続いて日本メディアから「これだけ大事な試合でVARは必要だったと思うか」と質問されると、「公正な判定のためにはVARが導入されればいいと思うが、VARを導入する、しないよりも今回は重要な一戦だった。その試合に臨む姿勢そのものが重要だったと思う。技術的にVARが導入されていれば役に立ったかとは思う」と応じた。
司会者が「もう一問だけ良いか」と尋ねると、指揮官自ら「朝鮮新報社の記者でいいか」と、挙手する記者を指名。「勝利を目指して最後まで走り続ける選手の姿に感動した。3000人の同胞が応援に詰めかけ、熱烈な応援をした。3000人のほかにも日本各地で同胞たちが熱い応援を送った。その同胞たちに一言お願いします」。質問を聞き終えたリ・ユイル監督は言葉に詰まり、涙をこらえながら小声になって答えた。

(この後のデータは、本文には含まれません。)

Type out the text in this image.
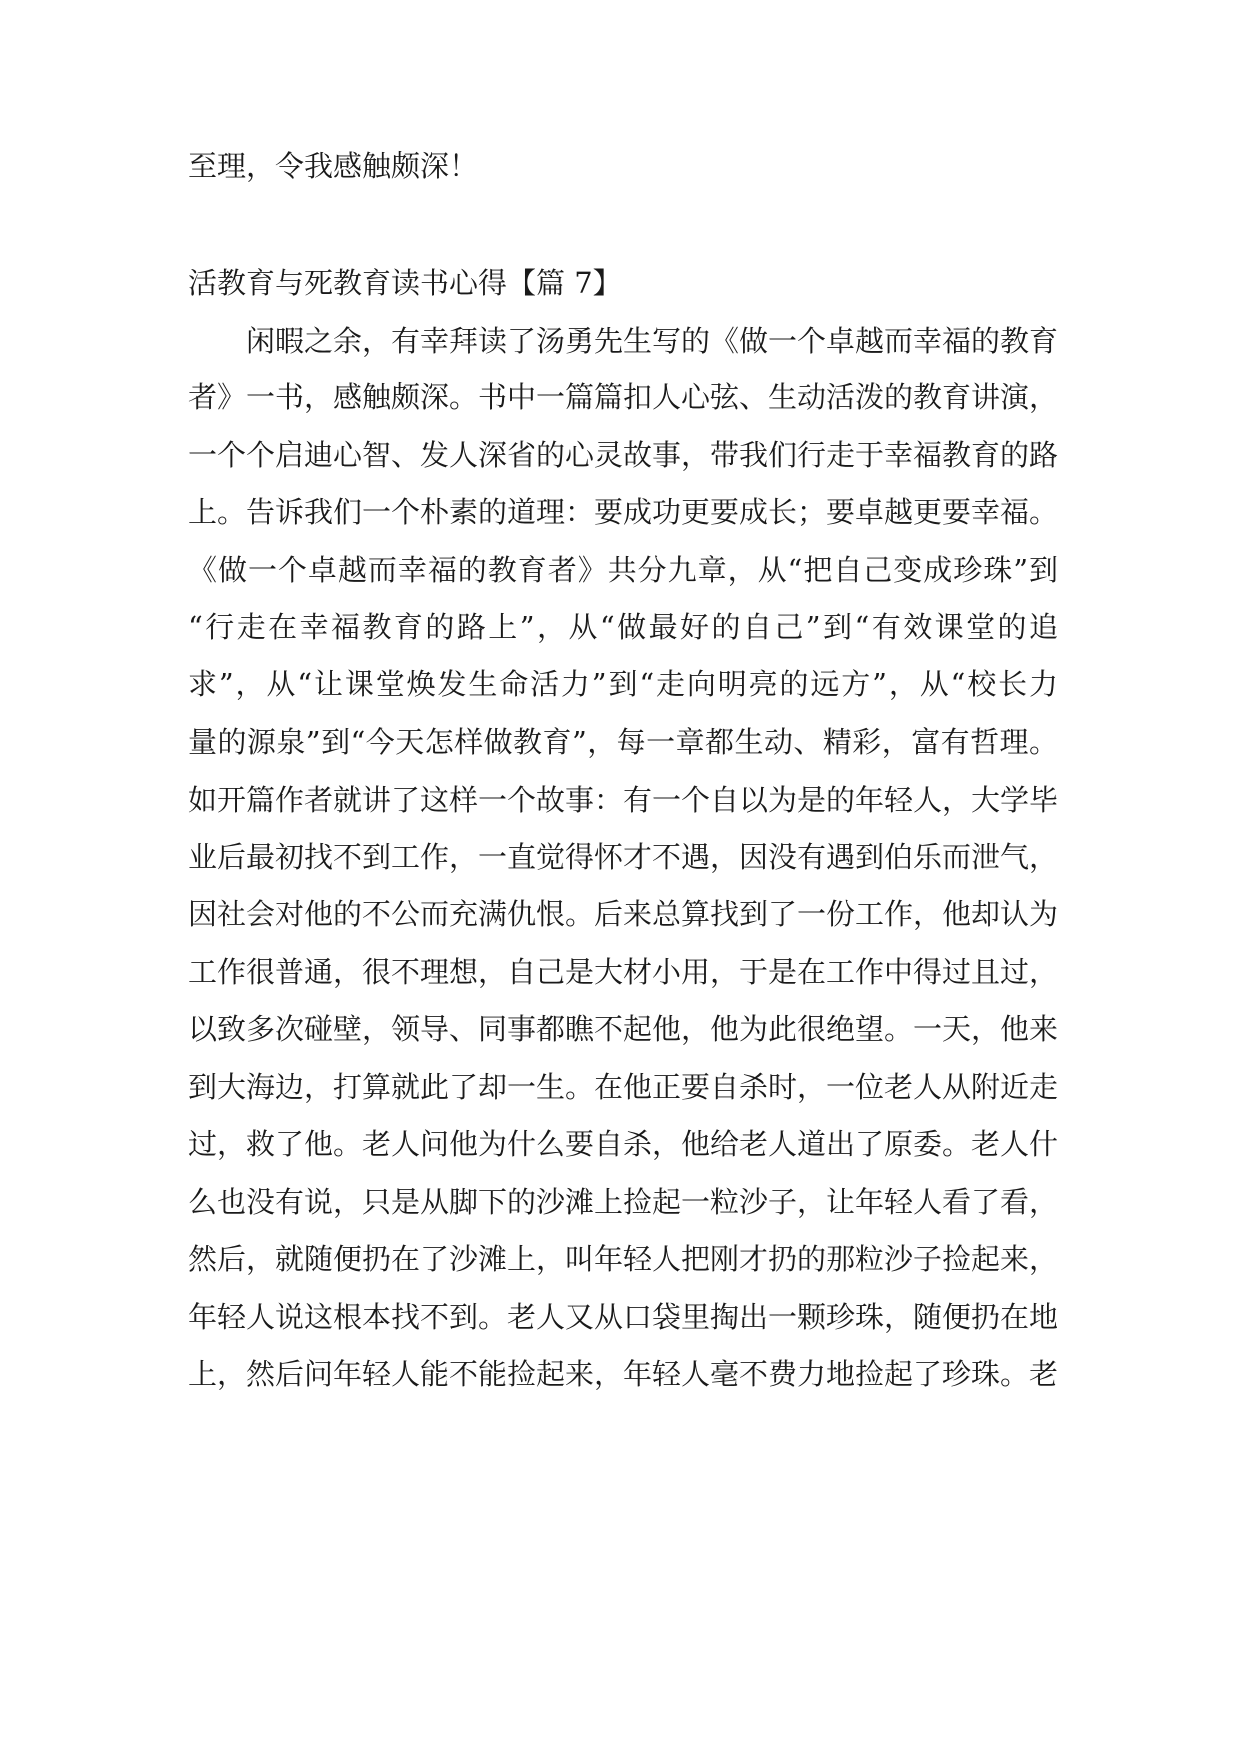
至理，令我感触颇深！
活教育与死教育读书心得【篇 7】
闲暇之余，有幸拜读了汤勇先生写的《做一个卓越而幸福的教育
者》一书，感触颇深。书中一篇篇扣人心弦、生动活泼的教育讲演，
一个个启迪心智、发人深省的心灵故事，带我们行走于幸福教育的路
上。告诉我们一个朴素的道理：要成功更要成长；要卓越更要幸福。
《做一个卓越而幸福的教育者》共分九章，从“把自己变成珍珠”到
“行走在幸福教育的路上”，从“做最好的自己”到“有效课堂的追
求”，从“让课堂焕发生命活力”到“走向明亮的远方”，从“校长力
量的源泉”到“今天怎样做教育”，每一章都生动、精彩，富有哲理。
如开篇作者就讲了这样一个故事：有一个自以为是的年轻人，大学毕
业后最初找不到工作，一直觉得怀才不遇，因没有遇到伯乐而泄气，
因社会对他的不公而充满仇恨。后来总算找到了一份工作，他却认为
工作很普通，很不理想，自己是大材小用，于是在工作中得过且过，
以致多次碰壁，领导、同事都瞧不起他，他为此很绝望。一天，他来
到大海边，打算就此了却一生。在他正要自杀时，一位老人从附近走
过，救了他。老人问他为什么要自杀，他给老人道出了原委。老人什
么也没有说，只是从脚下的沙滩上捡起一粒沙子，让年轻人看了看，
然后，就随便扔在了沙滩上，叫年轻人把刚才扔的那粒沙子捡起来，
年轻人说这根本找不到。老人又从口袋里掏出一颗珍珠，随便扔在地
上，然后问年轻人能不能捡起来，年轻人毫不费力地捡起了珍珠。老
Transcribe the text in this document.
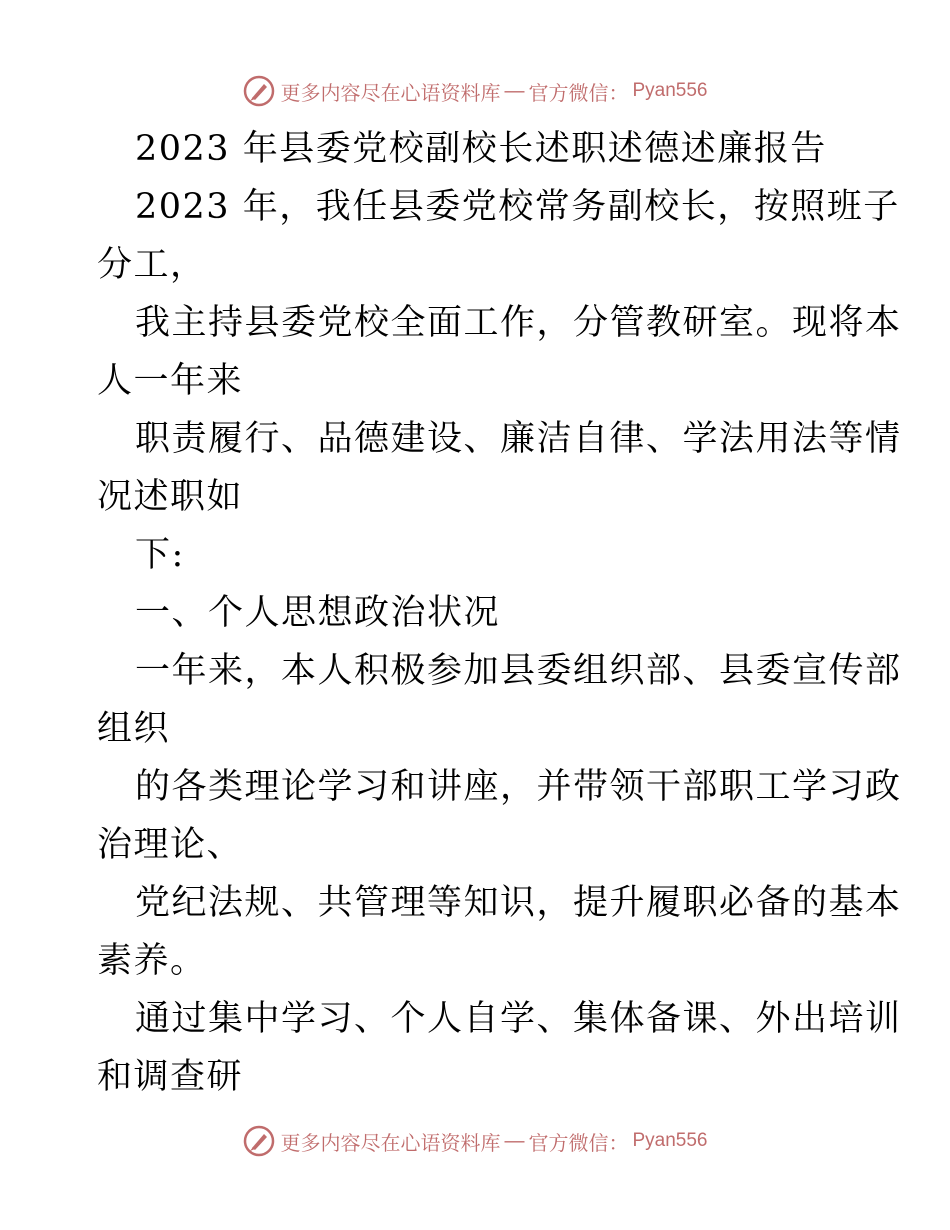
更多内容尽在心语资料库 — 官方微信： Pyan556
2023 年县委党校副校长述职述德述廉报告
2023 年，我任县委党校常务副校长，按照班子
分工，
我主持县委党校全面工作，分管教研室。现将本
人一年来
职责履行、品德建设、廉洁自律、学法用法等情
况述职如
下:
一、个人思想政治状况
一年来，本人积极参加县委组织部、县委宣传部
组织
的各类理论学习和讲座，并带领干部职工学习政
治理论、
党纪法规、共管理等知识，提升履职必备的基本
素养。
通过集中学习、个人自学、集体备课、外出培训
和调查研
更多内容尽在心语资料库 — 官方微信： Pyan556
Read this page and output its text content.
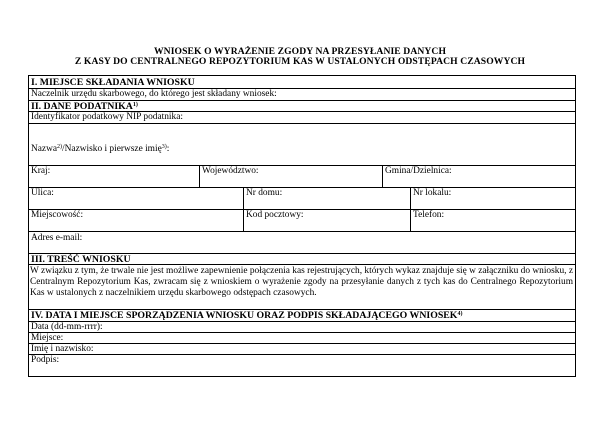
WNIOSEK O WYRAŻENIE ZGODY NA PRZESYŁANIE DANYCH
Z KASY DO CENTRALNEGO REPOZYTORIUM KAS W USTALONYCH ODSTĘPACH CZASOWYCH
I. MIEJSCE SKŁADANIA WNIOSKU
Naczelnik urzędu skarbowego, do którego jest składany wniosek:
II. DANE PODATNIKA$^{1)}$
Identyfikator podatkowy NIP podatnika:
Nazwa$^{2)}$/Nazwisko i pierwsze imię$^{3)}$:
Kraj:	Województwo:	Gmina/Dzielnica:
Ulica:	Nr domu:	Nr lokalu:
Miejscowość:	Kod pocztowy:	Telefon:
Adres e-mail:
III. TREŚĆ WNIOSKU
W związku z tym, że trwale nie jest możliwe zapewnienie połączenia kas rejestrujących, których wykaz znajduje się w załączniku do wniosku, z Centralnym Repozytorium Kas, zwracam się z wnioskiem o wyrażenie zgody na przesyłanie danych z tych kas do Centralnego Repozytorium Kas w ustalonych z naczelnikiem urzędu skarbowego odstępach czasowych.
IV. DATA I MIEJSCE SPORZĄDZENIA WNIOSKU ORAZ PODPIS SKŁADAJĄCEGO WNIOSEK$^{4)}$
Data (dd-mm-rrrr):
Miejsce:
Imię i nazwisko:
Podpis:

「日本全国から声援を送ってくれたサポーターの皆さんに良い結果をもたらすことができず、申し訳ない気持ちでいっぱいだ。さらに良いプレー、良い試合をお見せできるように努力したい」。会見場では指揮官の言葉が日本語に訳される前から拍手が沸き起こるなど、終始異様な雰囲気で10分余りの短い記者会見は終了した。